Lost in the Jungle

The best RSS feeds for following the news

RSS is still the simplest way to follow the news with no algorithm and no account. How it works, which feeds to pick, and how to subscribe to ours.

An RSS feed is a file a site publishes listing its most recent content in a standard format. Your reader checks it regularly and shows you what's new. Nobody decides for you what surfaces: the order is chronological, and you only see the sources you chose yourself.

Why RSS still matters

  • No account, no profiling: the reader downloads a public file, the site has no idea who you are.
  • No algorithm: nothing is hidden, nothing is boosted, nothing is "suggested".
  • An open, stable format: the same feed works in any reader, and will keep working if you switch.
  • You see everything a source publishes — useful for low-visibility desks that social platforms never push.

How to build a good set of feeds

The most common mistake is subscribing to thirty general feeds that all cover the same news, then giving up under the volume. A useful set mixes different layers rather than stacking equivalent sources.

  1. One or two continuous-stream sources so you miss nothing important: an agency wire or a general-news outlet.
  2. Topic feeds on the two or three subjects you actually follow — this is where RSS beats any social network.
  3. A local source, which large aggregators cover poorly by design.
  4. A source in another language, to see the same event told from another vantage point.

Choosing a reader

There are two families. Local readers keep your subscriptions on your device: nothing leaves your machine, but your list doesn't follow you between devices. Online readers sync subscriptions to an account, so you can pick up where you left off anywhere, at the cost of a third party knowing what you follow. Neither is better in the abstract: it's a trade-off between privacy and convenience.
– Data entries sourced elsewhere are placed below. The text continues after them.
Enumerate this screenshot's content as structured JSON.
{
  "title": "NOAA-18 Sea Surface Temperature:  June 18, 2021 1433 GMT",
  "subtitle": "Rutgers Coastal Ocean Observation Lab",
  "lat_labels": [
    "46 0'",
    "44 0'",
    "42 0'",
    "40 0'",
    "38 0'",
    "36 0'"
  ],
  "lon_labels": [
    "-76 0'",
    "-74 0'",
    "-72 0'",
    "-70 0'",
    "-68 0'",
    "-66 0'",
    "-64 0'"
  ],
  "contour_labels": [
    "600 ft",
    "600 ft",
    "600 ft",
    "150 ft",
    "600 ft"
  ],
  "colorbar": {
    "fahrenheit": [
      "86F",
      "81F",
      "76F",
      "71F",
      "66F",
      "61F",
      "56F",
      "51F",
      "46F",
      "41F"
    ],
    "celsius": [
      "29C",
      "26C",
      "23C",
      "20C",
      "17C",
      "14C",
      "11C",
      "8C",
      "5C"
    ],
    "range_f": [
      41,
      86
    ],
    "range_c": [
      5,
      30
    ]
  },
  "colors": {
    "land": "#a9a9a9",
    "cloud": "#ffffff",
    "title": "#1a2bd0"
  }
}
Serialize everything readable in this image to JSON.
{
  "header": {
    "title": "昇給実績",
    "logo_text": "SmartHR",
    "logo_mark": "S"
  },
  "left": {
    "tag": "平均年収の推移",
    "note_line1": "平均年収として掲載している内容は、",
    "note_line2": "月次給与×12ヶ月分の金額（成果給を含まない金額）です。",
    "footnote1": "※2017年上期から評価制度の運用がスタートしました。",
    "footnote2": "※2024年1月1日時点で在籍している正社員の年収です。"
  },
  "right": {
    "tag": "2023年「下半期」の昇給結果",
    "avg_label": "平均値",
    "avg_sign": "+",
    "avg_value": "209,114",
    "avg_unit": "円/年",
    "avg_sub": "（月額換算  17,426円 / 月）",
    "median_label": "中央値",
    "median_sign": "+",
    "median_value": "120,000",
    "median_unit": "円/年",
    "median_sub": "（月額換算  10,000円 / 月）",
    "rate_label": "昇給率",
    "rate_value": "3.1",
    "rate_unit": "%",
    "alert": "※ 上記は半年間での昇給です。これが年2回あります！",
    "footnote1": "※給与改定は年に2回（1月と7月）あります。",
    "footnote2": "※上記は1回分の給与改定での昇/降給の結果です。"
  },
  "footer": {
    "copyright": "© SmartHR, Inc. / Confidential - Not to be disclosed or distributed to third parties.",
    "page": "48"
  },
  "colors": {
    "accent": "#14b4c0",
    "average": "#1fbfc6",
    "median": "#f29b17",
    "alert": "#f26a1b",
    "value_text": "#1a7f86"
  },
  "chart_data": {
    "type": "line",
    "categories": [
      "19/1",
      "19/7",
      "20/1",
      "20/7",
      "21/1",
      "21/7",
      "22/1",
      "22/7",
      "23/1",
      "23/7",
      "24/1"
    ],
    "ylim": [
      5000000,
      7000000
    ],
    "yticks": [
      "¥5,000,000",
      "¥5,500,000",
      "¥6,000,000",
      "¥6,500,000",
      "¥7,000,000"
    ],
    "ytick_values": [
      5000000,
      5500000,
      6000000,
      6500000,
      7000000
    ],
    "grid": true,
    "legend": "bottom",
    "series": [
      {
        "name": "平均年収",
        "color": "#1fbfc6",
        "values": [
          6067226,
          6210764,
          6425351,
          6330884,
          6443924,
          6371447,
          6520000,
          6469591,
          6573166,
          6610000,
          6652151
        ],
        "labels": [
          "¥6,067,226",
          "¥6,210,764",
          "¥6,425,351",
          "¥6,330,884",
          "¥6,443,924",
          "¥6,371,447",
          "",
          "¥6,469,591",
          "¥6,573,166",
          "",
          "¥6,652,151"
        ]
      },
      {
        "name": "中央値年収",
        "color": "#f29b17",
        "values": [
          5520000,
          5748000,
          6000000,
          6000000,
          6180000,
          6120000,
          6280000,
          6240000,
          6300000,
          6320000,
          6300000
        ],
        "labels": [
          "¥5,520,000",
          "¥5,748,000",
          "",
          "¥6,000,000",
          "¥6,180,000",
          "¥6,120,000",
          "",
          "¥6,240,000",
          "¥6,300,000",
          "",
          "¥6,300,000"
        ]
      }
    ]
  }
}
In both cases, check before committing that the reader lets you export your subscriptions as OPML. It's a simple file listing your feeds, understood by every reader: as long as you can export it, switching tools takes two minutes and you lose nothing. A reader that won't export OPML locks you in — that's the one genuinely disqualifying criterion.

Our feeds

Lost in the Jungle publishes one general feed per language, plus one feed per section. The general feed carries everything we publish; section feeds carry only that category. All the links are reachable from our site plan, at the foot of every page.

Frequently asked questions

Do you need to pay or create an account to use RSS?

No. The feed itself is a free, public file. All you need is an RSS reader, and free ones exist on every platform. Some readers sell a subscription, but what you'd be paying for is their service, never the feed.

Is RSS dead?

No, but it went quiet. Google Reader's shutdown in 2013 cost it its mainstream audience, and many sites stopped advertising their link. The format was never discontinued, though: podcasts rest entirely on it, and most outlets still expose feeds even when they don't display them.